Nachrichten.fr · June 26, 2026

Ondata di caldo: la Francia mobilita i postini per proteggere le persone vulnerabili

Di fronte a un’ondata di caldo eccezionale e persistente, il primo ministro francese Sébastien Lecornu ha invitato La Poste a una “mobilitazione straordinaria” dei suoi postini. L’obiettivo di questa misura è rafforzare la protezione delle persone particolarmente vulnerabili, soprattutto degli anziani e di chi vive da solo nelle proprie abitazioni. L’iniziativa fa parte di un’estensione più ampia del piano nazionale di protezione dal caldo.

In concreto, i postini dovranno prestare maggiore attenzione alle persone bisognose di protezione durante i loro giri quotidiani di consegna. Saranno invitati a parlare con anziani o persone isolate, a incoraggiarli a iscriversi ai registri comunali per gli abitanti vulnerabili e a ricordare loro le importanti regole comportamentali da seguire in caso di caldo intenso. Queste includono bere a sufficienza, evitare il calore di mezzogiorno e aerare e rinfrescare regolarmente i locali domestici. Se i postini dovessero rilevare situazioni preoccupanti, dovranno segnalarle alle autorità competenti o ai servizi sociali.

Il governo francese motiva l’impiego dei postini con la loro presenza capillare su tutto il territorio nazionale. Soprattutto nelle regioni rurali o nei quartieri dove chi vive da solo ha spesso pochi contatti sociali, i postini sono spesso le uniche persone a passare regolarmente. I loro giri quotidiani dovranno quindi integrare il lavoro dei comuni, dei servizi sociali comunali (CCAS) e delle organizzazioni di aiuto, ma non sostituirlo.

Parallelamente, il governo ha anche attivato il livello operativo più alto del piano nazionale di emergenza sanitaria ORSAN. Ciò consente agli ospedali di impiegare personale aggiuntivo dalla riserva sanitaria e di intensificare la collaborazione tra le strutture sanitarie.

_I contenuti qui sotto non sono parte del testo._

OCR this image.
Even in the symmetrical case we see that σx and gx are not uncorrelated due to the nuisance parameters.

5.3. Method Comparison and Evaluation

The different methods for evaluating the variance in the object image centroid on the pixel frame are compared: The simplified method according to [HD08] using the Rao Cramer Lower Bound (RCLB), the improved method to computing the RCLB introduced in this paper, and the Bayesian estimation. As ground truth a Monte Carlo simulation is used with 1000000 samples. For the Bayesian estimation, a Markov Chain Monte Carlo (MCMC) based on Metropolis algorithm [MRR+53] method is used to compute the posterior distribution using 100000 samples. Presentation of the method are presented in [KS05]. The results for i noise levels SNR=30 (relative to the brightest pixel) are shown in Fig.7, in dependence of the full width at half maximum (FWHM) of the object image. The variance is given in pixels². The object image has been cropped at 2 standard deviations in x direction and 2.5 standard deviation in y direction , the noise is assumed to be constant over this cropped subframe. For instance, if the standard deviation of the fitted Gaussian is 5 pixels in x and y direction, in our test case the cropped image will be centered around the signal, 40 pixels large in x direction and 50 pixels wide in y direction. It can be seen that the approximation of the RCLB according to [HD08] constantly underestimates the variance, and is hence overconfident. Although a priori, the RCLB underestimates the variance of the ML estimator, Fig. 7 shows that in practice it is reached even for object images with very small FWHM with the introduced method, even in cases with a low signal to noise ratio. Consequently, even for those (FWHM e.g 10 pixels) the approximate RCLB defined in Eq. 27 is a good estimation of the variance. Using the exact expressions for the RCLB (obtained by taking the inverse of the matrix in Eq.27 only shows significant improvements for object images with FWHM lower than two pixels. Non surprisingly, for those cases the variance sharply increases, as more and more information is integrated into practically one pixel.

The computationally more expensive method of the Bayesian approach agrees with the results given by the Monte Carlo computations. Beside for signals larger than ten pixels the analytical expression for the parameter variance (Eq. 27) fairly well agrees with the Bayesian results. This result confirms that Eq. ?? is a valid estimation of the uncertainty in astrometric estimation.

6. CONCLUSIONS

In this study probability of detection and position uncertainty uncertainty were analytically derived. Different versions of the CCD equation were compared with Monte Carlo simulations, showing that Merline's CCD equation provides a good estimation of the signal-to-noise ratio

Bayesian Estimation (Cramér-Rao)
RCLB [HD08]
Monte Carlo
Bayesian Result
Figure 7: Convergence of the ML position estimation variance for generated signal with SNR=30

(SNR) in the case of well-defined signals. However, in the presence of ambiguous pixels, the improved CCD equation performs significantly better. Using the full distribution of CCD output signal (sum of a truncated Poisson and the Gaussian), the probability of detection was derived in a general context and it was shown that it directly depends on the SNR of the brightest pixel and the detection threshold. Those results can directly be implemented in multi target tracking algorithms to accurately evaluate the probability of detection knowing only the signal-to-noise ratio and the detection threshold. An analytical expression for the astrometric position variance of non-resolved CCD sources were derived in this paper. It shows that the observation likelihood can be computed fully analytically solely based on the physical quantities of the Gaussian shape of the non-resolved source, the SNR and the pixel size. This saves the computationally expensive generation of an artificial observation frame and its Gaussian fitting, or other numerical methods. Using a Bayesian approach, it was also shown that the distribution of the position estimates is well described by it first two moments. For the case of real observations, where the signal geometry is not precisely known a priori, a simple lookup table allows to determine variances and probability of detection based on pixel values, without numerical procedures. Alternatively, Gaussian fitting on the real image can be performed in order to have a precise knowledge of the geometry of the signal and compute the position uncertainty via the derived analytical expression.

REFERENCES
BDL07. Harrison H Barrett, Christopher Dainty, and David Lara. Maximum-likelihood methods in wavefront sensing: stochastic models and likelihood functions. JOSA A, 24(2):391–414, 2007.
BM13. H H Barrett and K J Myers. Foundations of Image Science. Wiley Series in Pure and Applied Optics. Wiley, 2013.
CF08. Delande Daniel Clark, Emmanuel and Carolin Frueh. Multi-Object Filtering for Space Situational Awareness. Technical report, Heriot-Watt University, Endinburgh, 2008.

Se necessario, possono inoltre essere rimandati interventi medici non urgenti per garantire sufficienti capacità in caso di emergenze legate al caldo.

Secondo la valutazione del governo, l’enfasi è ormai maggiormente posta sulla protezione delle persone che continuano a vivere nelle proprie abitazioni. Le case di cura e le residenze per anziani hanno notevolmente migliorato i loro piani di emergenza e di protezione dal caldo dopo la devastante ondata di caldo del 2003. Tuttavia, le persone che vivono da sole e socialmente isolate restano il gruppo più vulnerabile quando temperature estreme persistono per diversi giorni.

Coinvolgendo i postini, la Francia adotta un approccio pragmatico: si utilizzano le strutture esistenti del servizio pubblico per raggiungere tempestivamente le persone vulnerabili e prevenire il più possibile situazioni di emergenza sanitaria. Proprio in tempi di eventi meteorologici estremi sempre più frequenti, un sistema di allarme precoce di questo tipo a basso impatto assume un’importanza crescente.